Masiach v 420 W. Invs., LLC
Published by New York State Law Reporting Bureau pursuant to Judiciary Law § 431.
This opinion is uncorrected and subject to revision before publication in the Official Reports.
Decided on February 14, 2013
Sweeny, J.P., Saxe, DeGrasse, Abdus-Salaam, Feinman, JJ.
Judgment, Supreme Court, New York County (Debra A. James, J.), entered March 1, 2012, dismissing the complaint pursuant to an order, same court and Justice, entered June 21, 2011, which granted defendant's cross motion for summary judgment dismissing the complaint, and denied plaintiff's motion to strike or preclude as moot, unanimously affirmed, with costs.
We find that the express language of the offering plan, incorporated by reference into the purchase agreement entered into by the parties, limits defendant's obligation under the purchase agreement to making repairs, or alternatively, recompensing for repairs made (see 430 W. 23rd St. Tenants Corp. v 23rd Assoc., 155 AD2d 237, 238 [1st Dept 1989]). To construe the purchase agreement otherwise would, in effect, render the express language of the offering plan meaningless (see Diamond Castle Partners IV PRC, L.P. v IAC/InterActiveCorp, 82 AD3d 421, 422 [1st Dept 2011]). Accordingly, plaintiff's claims seeking rescission of the purchase agreement and monetary damages for loss of rental income are barred by the express language of the offering plan.

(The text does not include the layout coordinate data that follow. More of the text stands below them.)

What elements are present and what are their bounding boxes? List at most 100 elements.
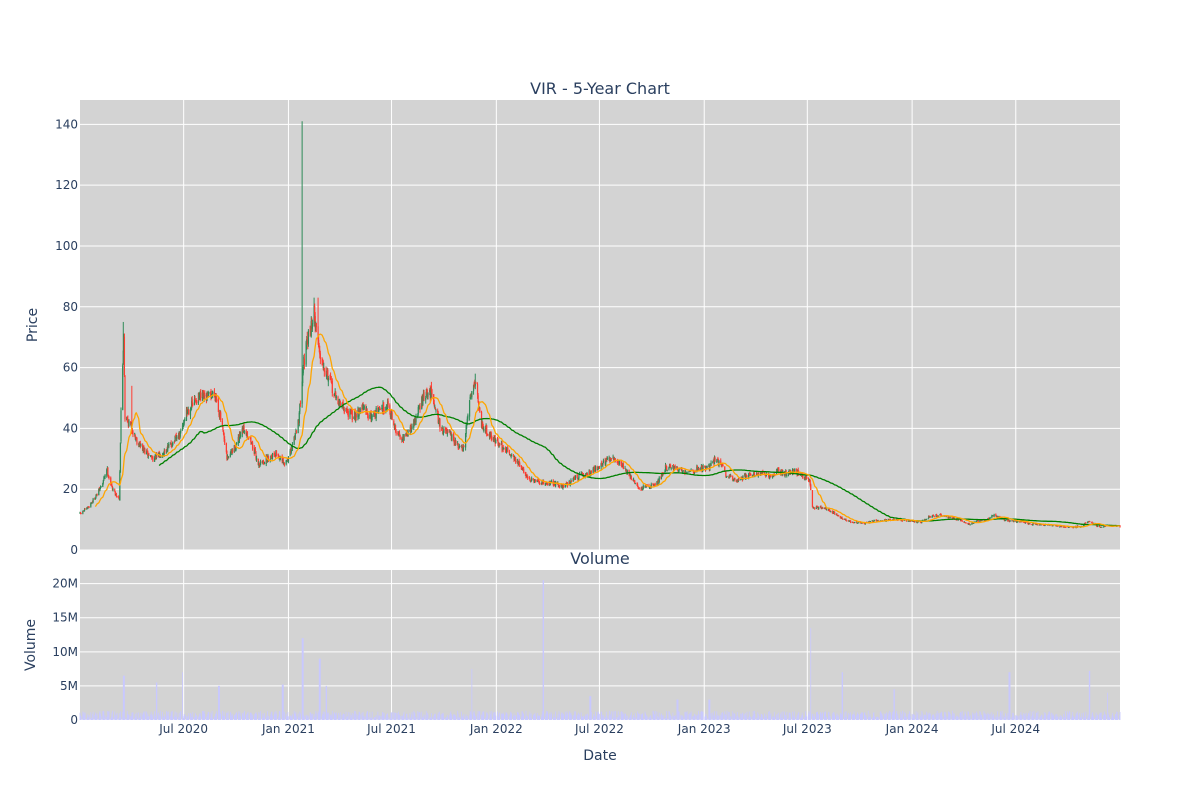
candle-body [826,509,828,511]
volume-bar [798,711,800,720]
volume-bar [607,717,608,720]
candle-body [923,520,925,521]
volume-y-tick-label: 20M [52,577,78,591]
volume-bar [513,716,514,720]
candle-body [917,521,919,523]
volume-bar [777,717,779,720]
candle-body [319,353,321,360]
volume-bar [802,714,804,720]
volume-bar [87,714,88,720]
volume-bar [91,717,93,720]
volume-bar [616,716,618,720]
volume-bar [234,715,236,720]
candle-body [979,520,981,522]
volume-bar [198,717,199,720]
volume-bar [1037,715,1038,720]
volume-bar [726,716,727,720]
volume-bar [178,713,180,720]
volume-bar [708,699,710,720]
volume-bar [183,717,185,720]
volume-bar [570,712,572,720]
volume-bar [92,714,93,720]
candle-body [752,475,754,477]
volume-bar [273,714,275,720]
volume-bar [694,713,695,720]
candle-body [624,468,626,469]
candle-body [533,479,536,482]
candle-body [529,478,531,482]
volume-bar [681,715,682,720]
volume-bar [610,716,612,720]
volume-bar [405,713,407,720]
volume-bar [446,714,448,720]
volume-bar [730,717,731,720]
volume-bar [642,718,644,720]
volume-bar [83,712,85,720]
volume-bar [134,718,136,720]
volume-bar [299,711,301,720]
candle-body [725,471,727,477]
volume-bar [227,713,228,720]
candle-body [806,476,808,479]
volume-bar [294,713,296,720]
volume-bar [102,711,104,720]
volume-bar [458,717,460,720]
candle-body [446,430,448,435]
candle-body [290,447,292,453]
volume-bar [415,716,417,720]
volume-bar [475,716,477,720]
volume-bar [528,714,530,720]
volume-bar [302,638,304,720]
candle-body [305,342,307,365]
volume-bar [656,711,658,720]
volume-bar [781,717,783,720]
volume-bar [450,714,452,720]
volume-bar [423,714,425,720]
volume-bar [128,715,129,720]
volume-bar [569,713,571,720]
candle-body [931,516,933,518]
volume-bar [270,713,272,720]
volume-bar [144,711,146,720]
volume-bar [387,716,389,720]
candle-body [322,359,324,361]
volume-bar [1072,712,1074,720]
volume-bar [298,718,300,720]
candle-body [347,410,349,417]
volume-bar [279,711,281,720]
volume-bar [539,715,541,720]
candle-body [319,349,321,355]
candle-body [816,506,818,507]
volume-bar [490,717,492,720]
volume-bar [664,717,666,720]
candle-body [184,420,186,422]
candle-body [110,484,112,486]
volume-bar [805,711,807,720]
volume-bar [548,713,550,720]
volume-bar [1003,717,1005,720]
candle-body [373,412,375,417]
volume-bar [1024,714,1026,720]
volume-bar [818,714,820,720]
volume-bar [247,711,249,720]
volume-bar [1103,716,1105,720]
candle-body [1032,523,1034,526]
volume-bar [206,715,208,720]
volume-bar [207,714,208,720]
volume-bar [937,713,939,720]
volume-bar [498,717,500,720]
volume-bar [810,627,812,720]
candle-body [736,480,738,483]
volume-bar [716,714,718,720]
candle-body [462,446,464,452]
volume-bar [952,715,954,720]
candle-body [401,438,403,440]
volume-bar [931,715,933,720]
volume-bar [467,718,469,720]
candle-body [701,465,703,471]
volume-bar [936,710,938,720]
volume-bar [804,717,805,720]
volume-bar [582,716,584,720]
volume-bar [1093,716,1095,720]
candle-body [614,458,616,461]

In addition, to the extent plaintiff argues that defendant fraudulently misrepresented that it would make repairs under the agreement, such an allegation is insufficient to state a claim for fraudulent inducement (see Sass v TMT Restoration Consultants Ltd., 100 AD3d 443, 443 [1st Dept 2012]).
We have considered plaintiff's remaining arguments and find them unavailing.
THIS CONSTITUTES THE DECISION AND ORDER OF THE SUPREME COURT, APPELLATE DIVISION, FIRST DEPARTMENT.